We Westerners live in a world that continues to keep us busy in a world of distractions and repetition. We get up every morning and have the same routine of listening to the news, having a healthy (hopefully) breakfast, drive the kids to school, go to work, buy groceries, purchase christmas gifts early, and so on. The list of things-to-do never ends.
When you go for a walk in nature or go camping with the family you immediately get a relaxed feeling. Instead of the internal chatter in the mind you’re able to relax and finally feel at ease. You can put your worries aside for a couple of days and feel like yourself again. In this relaxed state, it has been proven, is a space for healing and recovery from illness and disease.
The Indigenous World
As I sit with Indigenous people I realise how fast my mind was going. How many thoughts I had compared to them. How much I needed to DO all the time. White man’s world really trained my mind to go fast and focus on doing more and being better.
Now there’s another part of me that I really enjoy and that’s when I sit in a state of silence. I became familiar with this state when I was a little girl – I would sit in nature quietly and then heard these amazing voices in my head.

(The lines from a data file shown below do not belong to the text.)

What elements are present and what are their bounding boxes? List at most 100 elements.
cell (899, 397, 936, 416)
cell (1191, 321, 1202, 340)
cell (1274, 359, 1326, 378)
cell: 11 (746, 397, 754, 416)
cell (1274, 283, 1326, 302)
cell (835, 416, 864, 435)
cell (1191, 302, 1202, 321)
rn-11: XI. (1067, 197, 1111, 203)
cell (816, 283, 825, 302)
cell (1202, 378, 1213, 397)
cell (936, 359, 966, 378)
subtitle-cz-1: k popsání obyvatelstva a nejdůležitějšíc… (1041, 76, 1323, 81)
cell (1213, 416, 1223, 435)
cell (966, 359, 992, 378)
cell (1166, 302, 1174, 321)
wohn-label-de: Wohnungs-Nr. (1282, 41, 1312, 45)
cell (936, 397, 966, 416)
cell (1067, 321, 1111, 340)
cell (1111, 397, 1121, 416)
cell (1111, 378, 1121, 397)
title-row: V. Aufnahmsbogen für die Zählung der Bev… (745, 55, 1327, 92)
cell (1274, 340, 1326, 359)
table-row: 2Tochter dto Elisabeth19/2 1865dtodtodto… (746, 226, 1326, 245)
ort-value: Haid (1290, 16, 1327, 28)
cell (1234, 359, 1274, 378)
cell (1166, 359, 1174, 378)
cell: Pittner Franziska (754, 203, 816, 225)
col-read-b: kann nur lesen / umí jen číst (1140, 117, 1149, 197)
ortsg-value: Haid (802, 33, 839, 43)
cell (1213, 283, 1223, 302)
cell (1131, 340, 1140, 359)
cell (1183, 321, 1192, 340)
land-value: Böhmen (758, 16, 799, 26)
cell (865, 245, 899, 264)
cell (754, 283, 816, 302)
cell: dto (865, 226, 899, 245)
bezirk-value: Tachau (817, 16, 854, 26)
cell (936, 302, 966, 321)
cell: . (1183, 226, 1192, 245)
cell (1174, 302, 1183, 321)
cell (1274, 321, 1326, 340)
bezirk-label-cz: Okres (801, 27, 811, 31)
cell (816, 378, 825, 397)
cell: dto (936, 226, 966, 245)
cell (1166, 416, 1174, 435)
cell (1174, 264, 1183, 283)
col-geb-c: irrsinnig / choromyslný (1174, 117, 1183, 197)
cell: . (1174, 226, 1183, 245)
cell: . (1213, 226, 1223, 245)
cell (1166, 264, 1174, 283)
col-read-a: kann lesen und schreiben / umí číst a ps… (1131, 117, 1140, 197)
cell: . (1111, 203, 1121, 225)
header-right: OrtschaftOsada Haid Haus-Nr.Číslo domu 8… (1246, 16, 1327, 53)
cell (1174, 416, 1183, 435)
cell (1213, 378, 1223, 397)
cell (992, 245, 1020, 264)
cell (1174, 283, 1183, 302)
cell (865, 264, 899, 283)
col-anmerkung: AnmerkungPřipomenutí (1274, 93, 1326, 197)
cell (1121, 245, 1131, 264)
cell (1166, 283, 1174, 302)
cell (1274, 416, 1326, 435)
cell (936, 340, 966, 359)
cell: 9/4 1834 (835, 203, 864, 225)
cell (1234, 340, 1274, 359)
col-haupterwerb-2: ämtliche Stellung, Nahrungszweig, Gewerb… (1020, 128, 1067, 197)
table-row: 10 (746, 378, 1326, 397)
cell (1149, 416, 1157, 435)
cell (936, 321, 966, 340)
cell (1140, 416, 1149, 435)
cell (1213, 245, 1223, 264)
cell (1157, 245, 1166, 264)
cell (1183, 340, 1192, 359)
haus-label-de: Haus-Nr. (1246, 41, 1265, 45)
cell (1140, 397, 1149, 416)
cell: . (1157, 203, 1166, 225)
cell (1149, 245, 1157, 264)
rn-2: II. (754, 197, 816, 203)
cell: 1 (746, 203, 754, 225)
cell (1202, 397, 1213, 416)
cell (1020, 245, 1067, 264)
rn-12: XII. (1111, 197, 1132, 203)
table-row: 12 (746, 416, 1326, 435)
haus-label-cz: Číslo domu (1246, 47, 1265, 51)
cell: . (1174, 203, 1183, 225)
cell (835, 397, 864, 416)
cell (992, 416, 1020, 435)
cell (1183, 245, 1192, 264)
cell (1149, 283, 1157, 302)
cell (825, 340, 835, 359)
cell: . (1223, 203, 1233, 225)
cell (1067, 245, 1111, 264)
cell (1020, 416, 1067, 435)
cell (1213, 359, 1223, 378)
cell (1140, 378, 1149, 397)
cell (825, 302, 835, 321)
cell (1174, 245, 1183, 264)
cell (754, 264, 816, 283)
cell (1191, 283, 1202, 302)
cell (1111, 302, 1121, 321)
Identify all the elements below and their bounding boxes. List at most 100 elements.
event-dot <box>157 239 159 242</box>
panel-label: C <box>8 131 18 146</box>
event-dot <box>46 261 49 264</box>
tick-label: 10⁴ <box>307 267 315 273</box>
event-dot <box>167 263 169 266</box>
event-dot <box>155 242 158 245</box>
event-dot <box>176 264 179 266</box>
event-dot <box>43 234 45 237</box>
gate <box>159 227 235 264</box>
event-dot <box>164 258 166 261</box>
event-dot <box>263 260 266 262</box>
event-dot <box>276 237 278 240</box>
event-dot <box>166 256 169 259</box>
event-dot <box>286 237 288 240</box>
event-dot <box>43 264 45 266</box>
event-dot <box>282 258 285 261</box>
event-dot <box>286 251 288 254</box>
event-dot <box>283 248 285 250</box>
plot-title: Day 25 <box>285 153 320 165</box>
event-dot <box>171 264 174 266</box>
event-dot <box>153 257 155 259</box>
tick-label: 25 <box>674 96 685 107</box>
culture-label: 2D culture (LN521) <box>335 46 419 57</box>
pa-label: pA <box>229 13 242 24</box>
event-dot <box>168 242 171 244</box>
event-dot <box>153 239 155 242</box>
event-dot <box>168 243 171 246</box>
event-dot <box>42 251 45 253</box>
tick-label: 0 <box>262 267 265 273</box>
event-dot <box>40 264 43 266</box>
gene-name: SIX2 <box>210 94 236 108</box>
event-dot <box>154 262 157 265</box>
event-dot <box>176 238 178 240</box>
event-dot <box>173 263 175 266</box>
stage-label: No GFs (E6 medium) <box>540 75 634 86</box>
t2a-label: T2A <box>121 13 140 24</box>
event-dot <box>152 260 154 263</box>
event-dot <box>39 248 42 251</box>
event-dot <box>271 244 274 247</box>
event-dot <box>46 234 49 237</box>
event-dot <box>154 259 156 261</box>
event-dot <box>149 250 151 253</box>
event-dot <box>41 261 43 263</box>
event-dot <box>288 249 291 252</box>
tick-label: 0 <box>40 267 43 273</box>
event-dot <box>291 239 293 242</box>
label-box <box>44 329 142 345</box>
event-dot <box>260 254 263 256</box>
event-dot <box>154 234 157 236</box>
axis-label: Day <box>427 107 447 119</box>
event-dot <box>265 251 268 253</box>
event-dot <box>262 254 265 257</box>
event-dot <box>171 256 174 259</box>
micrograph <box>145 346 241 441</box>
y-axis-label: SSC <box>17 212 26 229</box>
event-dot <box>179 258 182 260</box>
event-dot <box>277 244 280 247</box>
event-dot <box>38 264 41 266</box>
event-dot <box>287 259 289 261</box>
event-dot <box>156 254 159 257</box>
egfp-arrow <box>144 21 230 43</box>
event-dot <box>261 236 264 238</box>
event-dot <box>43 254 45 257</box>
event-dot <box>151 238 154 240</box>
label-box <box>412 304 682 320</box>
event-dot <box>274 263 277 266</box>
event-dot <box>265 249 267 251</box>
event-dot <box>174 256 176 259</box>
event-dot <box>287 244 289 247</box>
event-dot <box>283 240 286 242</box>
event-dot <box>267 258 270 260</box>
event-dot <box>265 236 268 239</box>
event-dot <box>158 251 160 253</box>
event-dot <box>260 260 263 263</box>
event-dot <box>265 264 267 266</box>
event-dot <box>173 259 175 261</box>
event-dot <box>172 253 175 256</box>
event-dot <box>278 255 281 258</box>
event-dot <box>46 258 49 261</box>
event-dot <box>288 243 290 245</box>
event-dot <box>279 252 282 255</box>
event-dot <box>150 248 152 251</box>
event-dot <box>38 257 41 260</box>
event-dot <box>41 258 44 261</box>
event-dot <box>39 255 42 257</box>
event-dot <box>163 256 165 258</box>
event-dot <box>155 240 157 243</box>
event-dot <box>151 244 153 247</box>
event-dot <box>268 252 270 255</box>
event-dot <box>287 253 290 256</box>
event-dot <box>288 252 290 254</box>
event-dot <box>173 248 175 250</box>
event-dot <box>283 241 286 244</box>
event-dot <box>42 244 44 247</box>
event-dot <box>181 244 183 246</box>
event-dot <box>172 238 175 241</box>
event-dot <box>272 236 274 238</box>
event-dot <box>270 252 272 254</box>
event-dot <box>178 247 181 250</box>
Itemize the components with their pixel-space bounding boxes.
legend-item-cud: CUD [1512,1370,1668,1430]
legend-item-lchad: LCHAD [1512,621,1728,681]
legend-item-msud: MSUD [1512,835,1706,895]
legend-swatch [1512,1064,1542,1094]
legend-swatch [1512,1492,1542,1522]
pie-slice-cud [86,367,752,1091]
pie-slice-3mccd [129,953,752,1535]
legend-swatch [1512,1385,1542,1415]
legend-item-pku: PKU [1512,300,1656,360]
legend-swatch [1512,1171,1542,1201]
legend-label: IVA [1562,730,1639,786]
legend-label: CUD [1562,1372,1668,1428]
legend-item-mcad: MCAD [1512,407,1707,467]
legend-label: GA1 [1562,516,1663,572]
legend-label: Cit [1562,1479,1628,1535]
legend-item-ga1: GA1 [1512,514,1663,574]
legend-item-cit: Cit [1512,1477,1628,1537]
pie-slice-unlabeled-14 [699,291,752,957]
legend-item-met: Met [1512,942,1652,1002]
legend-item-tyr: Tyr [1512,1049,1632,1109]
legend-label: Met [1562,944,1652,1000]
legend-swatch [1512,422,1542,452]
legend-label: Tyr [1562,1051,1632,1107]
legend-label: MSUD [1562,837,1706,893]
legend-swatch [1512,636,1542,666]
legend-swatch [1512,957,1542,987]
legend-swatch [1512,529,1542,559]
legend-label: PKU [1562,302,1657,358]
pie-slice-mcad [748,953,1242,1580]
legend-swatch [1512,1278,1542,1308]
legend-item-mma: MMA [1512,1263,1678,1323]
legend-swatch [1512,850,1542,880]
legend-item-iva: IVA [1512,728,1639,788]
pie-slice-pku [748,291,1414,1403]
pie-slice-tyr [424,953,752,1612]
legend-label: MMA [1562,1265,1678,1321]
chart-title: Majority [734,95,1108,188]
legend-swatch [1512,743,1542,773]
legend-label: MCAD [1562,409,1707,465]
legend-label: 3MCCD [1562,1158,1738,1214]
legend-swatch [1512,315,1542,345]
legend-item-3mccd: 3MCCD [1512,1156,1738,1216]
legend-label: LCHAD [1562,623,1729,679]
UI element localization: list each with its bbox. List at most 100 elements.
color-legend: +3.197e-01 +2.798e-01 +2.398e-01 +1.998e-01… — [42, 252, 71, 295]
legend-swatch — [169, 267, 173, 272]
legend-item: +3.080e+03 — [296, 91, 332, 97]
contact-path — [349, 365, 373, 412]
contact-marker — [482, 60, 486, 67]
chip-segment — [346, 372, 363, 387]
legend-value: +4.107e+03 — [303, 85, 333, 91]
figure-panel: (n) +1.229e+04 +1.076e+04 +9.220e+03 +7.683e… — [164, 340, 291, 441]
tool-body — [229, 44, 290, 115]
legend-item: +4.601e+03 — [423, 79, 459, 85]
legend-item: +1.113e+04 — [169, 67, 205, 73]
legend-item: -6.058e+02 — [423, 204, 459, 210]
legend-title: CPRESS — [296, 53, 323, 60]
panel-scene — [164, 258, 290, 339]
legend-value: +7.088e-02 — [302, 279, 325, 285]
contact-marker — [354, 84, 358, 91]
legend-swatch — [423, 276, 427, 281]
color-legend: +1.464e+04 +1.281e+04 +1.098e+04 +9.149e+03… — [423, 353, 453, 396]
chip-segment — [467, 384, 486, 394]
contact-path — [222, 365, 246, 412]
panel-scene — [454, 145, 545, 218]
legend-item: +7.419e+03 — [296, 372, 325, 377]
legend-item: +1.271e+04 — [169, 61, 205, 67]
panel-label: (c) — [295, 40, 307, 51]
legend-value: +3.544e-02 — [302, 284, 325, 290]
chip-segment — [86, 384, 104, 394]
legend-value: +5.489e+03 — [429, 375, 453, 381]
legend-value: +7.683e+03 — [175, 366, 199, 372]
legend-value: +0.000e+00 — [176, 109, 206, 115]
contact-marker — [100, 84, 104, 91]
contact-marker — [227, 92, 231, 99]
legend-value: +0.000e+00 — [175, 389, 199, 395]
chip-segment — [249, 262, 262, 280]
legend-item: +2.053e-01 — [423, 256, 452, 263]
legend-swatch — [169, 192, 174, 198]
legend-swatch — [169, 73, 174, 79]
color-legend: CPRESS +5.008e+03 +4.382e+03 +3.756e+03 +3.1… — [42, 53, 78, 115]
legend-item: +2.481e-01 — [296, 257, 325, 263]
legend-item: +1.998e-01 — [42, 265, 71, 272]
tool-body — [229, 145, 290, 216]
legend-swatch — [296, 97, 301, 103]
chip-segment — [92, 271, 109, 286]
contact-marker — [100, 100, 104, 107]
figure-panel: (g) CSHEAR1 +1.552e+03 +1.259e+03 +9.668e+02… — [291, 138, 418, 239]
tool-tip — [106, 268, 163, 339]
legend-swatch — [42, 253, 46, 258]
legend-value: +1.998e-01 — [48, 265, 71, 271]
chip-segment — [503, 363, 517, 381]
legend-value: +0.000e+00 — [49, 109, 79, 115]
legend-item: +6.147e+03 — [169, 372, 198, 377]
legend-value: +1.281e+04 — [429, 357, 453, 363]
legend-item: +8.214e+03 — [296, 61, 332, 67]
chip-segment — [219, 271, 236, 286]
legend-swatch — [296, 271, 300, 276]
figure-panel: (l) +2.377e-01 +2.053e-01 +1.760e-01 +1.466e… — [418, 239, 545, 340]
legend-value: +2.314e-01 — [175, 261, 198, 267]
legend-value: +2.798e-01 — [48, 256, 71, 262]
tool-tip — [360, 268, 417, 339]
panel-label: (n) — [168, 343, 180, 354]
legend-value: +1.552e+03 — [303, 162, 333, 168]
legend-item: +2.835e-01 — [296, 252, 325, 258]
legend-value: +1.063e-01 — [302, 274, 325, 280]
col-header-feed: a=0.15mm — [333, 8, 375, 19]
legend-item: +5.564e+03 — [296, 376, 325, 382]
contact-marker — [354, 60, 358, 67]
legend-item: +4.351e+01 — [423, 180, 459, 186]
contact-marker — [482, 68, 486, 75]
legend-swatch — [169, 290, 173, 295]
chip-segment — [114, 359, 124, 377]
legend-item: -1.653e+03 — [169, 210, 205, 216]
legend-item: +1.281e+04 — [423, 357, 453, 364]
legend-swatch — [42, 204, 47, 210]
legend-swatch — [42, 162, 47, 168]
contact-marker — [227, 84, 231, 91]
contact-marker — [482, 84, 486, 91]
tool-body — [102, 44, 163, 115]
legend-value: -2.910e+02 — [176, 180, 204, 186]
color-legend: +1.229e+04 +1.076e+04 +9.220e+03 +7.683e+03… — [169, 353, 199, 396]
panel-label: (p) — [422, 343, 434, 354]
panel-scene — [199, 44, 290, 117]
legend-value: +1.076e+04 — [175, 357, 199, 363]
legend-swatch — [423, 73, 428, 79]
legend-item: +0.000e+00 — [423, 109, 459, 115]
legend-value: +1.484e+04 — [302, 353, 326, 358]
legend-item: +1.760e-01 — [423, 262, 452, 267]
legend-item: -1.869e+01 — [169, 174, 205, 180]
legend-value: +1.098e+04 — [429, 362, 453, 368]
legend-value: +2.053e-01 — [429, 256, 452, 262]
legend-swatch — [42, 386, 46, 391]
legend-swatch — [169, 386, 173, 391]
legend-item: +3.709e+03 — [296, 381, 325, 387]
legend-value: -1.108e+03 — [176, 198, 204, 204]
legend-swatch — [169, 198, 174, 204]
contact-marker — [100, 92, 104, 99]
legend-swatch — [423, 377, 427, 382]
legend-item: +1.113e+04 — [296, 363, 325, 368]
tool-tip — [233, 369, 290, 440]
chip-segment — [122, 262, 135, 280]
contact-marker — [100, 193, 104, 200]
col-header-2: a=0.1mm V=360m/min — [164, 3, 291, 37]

These voices always offered wisdom and feelings and love and peace so I knew them as a really good friend of mine.
When researching the internet I found some blogs that talk about Dadirri which is said to be an Indigenous word for “inner, deep listening and quiet, still awareness“. It is a tuning in experience where you are quiet in the mind and body and listen to the deeper understanding – what I’ve become familiar with as the DREAMING.
When I’m in the white man’s world I feel the pressure to be busy busy busy – and with that comes stress, anxiety and worries. When I’m in the bush with the Indigenous people I feel myself breath a deep sigh of relief as peace and serenity and the deepest love I’ve ever experienced wash over me. I feel an allowance to just BE.
I find myself wondering what it would be like to spend a few months or even a few years sitting with the Indigenous people and living their culture and way of life. I think I would fear to come back to this busy world.